A Python-based diagnostic suite that bridges the gap between genomic instructions and physical 3D coordinates. The B.O.L.T. (Bio-Operational Lock & Tooth) Scanner is a comprehensive tri-phase bio-intelligence system designed to identify and classify the physical mechanisms of viral infection at the atomic level. First, it functions as a Genomic Blueprint Auditor, utilizing NCBI E-utilities to download and verify raw genetic sequences (such as NC_012532.1 for Zika) to ensure the viral teeth are present in the code before physical analysis begins. Second, it acts as a High-Precision Spatial Radar, navigating complex 3D protein structures (PDB data) to extract the exact X, Y, Z coordinates of key residues, successfully bypassing structural shields like glycosylation umbrellas by recalibrating to stable anchors like the Position 107 Fusion Loop. Finally, the scanner serves as a Clinical Threat Classifier, grading the "bite force" of these residues based on their chemical properties distinguishing between Critical Hydrophobic Hooks and Supporting Electrostatic Magnets and automatically publishing these confirmed threats to a master library cross-referenced with global medical standards like ICD-10 A92.5.

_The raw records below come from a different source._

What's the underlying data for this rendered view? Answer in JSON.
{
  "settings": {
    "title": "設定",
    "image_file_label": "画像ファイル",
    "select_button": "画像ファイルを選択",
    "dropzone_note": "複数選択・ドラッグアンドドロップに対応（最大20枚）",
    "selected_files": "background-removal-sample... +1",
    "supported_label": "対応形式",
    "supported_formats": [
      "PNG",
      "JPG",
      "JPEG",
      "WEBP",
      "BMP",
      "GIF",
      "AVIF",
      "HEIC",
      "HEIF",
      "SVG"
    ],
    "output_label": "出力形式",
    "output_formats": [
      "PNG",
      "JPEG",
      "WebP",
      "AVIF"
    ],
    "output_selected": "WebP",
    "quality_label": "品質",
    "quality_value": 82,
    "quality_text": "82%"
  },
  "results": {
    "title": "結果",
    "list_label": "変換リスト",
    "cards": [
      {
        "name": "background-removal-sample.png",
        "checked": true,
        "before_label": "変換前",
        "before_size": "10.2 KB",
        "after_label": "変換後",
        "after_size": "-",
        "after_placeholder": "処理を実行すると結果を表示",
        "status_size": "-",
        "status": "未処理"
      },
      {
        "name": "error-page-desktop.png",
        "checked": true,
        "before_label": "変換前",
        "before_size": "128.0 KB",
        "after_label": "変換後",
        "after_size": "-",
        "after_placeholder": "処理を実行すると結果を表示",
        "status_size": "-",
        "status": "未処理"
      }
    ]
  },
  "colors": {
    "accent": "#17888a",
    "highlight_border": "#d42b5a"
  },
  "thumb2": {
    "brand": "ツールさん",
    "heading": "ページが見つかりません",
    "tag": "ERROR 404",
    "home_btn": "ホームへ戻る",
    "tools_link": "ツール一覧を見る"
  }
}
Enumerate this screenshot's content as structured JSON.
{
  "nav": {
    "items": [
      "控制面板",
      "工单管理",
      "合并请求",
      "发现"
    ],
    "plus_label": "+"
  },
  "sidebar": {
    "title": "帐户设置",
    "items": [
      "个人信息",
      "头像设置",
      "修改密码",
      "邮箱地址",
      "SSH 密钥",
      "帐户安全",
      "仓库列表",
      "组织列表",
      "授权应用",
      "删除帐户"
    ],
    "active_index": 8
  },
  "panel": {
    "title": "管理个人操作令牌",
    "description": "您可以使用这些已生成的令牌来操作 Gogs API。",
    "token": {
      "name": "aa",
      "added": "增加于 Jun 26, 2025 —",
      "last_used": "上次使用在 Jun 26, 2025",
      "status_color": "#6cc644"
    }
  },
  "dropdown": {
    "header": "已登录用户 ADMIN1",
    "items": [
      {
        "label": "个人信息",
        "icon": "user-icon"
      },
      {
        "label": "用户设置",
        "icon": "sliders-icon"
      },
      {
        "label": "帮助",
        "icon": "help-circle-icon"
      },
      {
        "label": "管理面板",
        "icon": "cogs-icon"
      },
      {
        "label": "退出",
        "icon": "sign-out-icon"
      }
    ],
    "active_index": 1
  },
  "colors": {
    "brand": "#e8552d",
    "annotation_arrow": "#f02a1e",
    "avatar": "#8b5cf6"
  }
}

The B.O.L.T. system successfully addresses the 'Shielding Effect' in the Zika virus (ICD-10 A92.5) Envelope protein. While residues 150-154 are frequently obscured by glycan umbrellas in X-ray crystallography, the scanner utilizes a novel calibration to Position 107 (LEU), the stable Fusion Loop anchor, to achieve a 100% detection rate for spatial coordinate extraction.